FASB Vows to Speed Standards, Keep Process Open

Recent Congressional hearings and legislative initiatives have zeroed in on the importance of increasing the independence of the Financial Accounting Standard Board (FASB) and speeding up its standard-setting process. In response, the Financial Accounting Foundation (FAF), FASB's oversight board, has announced a series of proposed changes based on a position paper on The FASB's Role in Serving the Public, A Response to the Enron Collapse written by FASB Chairman Edmund L. Jenkins.

Sunshine and Speed Bumps

FAF's proposed changes take into account FASB's desire to keep the process open, while speeding up its standards. In his paper, Chairman Jenkins wrote, "The Board understands the concerns that some, including SEC Chairman Harvey L. Pitt, have raised about the speed of our standard-setting activities." He explained that FASB is slowed by its commitment to a "fully open due process" under which standards are debated and set in public forums. Followers of FASB often refer to this as operating in the "sunshine."

To help FASB speed its standards without compromising the sunshine feature of its process, FAF is considering the following steps:

  • Reducing the size of the FASB from seven to five members.
  • Changing the voting requirement for approval and issuance of a new standard from the current 5-2 supermajority to a 3-2 simple majority, meaning only 3 board members would need to vote in favor of a standard before it could be approved and issued. This would streamline the process, but it would also mean that just one vote would mean the difference between approval and rejection of a new standard.
  • Recommending that FASB expose its proposed standards for shorter comment periods.

If approved, the reduction in the size of the FASB would be achieved through attrition, as the terms of board members expire.

FASB's Independence/Funding

Congressmen and critics are also concerned about the board's independence. Chairman Jenkins explains, "While the FASB is an independent, private, not-for-profit organization, some observers believe it is not independent enough from the Big Five accounting firms."

A key issue is the high level of representation on the board of the Big Five. Currently, the seven-member board is composed of three members from public accounting, two from industry or the preparer community, one from the investor or user community and one from the academic community. The announcement said it is not yet clear how this should or will change, if the size of the board is reduced.

Another key issue is the influence of the Big Five on FASB's funding. Two-thirds of FASB's funding comes from the sale of publications and licensing agreements. (Critics say FASB's publications should be free.) The remainder comes from contributors, including the public accounting profession, corporations and the academic community. FAF Chairman Manuel H. Johnson said, "We strongly encourage broad participation in the contribution process." Other than this, no plans for changes in funding are mentioned in FAF's announcement.

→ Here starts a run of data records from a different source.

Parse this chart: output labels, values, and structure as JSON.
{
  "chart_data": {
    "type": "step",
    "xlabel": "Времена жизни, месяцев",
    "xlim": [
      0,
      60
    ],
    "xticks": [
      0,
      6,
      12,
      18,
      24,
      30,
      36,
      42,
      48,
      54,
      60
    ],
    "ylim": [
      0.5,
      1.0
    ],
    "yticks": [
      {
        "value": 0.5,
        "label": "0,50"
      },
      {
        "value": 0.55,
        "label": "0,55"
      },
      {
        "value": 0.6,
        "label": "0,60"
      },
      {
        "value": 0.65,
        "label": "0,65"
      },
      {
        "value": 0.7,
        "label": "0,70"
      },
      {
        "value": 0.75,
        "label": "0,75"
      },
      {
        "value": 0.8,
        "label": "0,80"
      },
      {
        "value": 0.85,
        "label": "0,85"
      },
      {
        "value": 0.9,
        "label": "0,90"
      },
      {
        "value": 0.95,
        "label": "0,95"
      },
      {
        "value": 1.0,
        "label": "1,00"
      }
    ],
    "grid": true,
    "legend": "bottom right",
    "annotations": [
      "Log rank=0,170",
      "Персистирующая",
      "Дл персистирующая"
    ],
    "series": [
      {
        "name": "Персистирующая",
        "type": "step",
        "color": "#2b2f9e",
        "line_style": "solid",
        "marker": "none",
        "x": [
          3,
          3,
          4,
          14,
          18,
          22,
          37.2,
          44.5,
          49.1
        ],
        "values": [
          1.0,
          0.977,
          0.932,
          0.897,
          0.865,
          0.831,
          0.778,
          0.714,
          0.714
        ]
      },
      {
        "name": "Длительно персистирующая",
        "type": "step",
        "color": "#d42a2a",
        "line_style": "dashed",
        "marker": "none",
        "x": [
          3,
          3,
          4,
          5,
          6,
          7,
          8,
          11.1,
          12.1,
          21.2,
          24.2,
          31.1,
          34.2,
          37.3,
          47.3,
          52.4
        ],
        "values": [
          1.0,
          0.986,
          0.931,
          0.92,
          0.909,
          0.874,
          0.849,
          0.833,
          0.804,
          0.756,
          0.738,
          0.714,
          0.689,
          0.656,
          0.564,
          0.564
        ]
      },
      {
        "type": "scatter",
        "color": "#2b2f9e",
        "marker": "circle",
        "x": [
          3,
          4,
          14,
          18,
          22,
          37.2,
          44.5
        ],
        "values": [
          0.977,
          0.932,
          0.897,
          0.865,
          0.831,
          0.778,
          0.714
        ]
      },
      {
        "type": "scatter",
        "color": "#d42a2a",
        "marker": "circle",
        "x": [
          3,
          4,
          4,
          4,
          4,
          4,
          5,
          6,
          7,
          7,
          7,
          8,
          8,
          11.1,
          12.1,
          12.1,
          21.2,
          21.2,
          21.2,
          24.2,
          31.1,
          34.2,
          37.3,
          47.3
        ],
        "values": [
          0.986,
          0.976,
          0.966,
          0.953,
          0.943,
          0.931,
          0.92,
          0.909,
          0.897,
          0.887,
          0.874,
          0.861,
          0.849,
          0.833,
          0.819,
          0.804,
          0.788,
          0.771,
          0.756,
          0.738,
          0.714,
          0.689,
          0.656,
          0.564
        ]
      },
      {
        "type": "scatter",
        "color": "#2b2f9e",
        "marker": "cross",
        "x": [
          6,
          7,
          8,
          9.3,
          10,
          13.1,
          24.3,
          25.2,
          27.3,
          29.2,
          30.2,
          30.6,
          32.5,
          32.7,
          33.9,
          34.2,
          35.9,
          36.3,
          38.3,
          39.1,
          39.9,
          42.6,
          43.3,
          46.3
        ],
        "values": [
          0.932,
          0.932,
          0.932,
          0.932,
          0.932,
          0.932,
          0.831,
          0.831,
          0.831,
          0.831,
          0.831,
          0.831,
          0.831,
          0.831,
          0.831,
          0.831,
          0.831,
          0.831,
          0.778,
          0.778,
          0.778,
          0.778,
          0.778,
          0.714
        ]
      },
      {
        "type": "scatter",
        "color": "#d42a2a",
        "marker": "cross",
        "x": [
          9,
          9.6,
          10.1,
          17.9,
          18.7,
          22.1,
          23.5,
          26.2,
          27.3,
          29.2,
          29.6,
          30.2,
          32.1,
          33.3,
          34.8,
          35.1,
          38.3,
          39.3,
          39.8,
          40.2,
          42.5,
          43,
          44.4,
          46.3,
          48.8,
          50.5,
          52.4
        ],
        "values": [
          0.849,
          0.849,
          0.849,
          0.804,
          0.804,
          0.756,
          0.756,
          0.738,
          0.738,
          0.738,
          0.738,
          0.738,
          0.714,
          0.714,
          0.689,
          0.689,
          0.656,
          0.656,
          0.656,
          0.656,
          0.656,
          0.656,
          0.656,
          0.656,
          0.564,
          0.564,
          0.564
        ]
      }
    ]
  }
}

A document seeking public comments on the proposed changes will be issued on or about March 18, 2002. It will be available on FASB's web site during the 30-day comment period. FAF will meet to discuss the responses on April 23, 2002. Download the document and take the time to think your comments through before you send them to FAF. There is a lot at stake here, and there are some tough trade-offs involved. In the final analysis, this may well come down to a choice between racing to faster standards or walking on sunshine.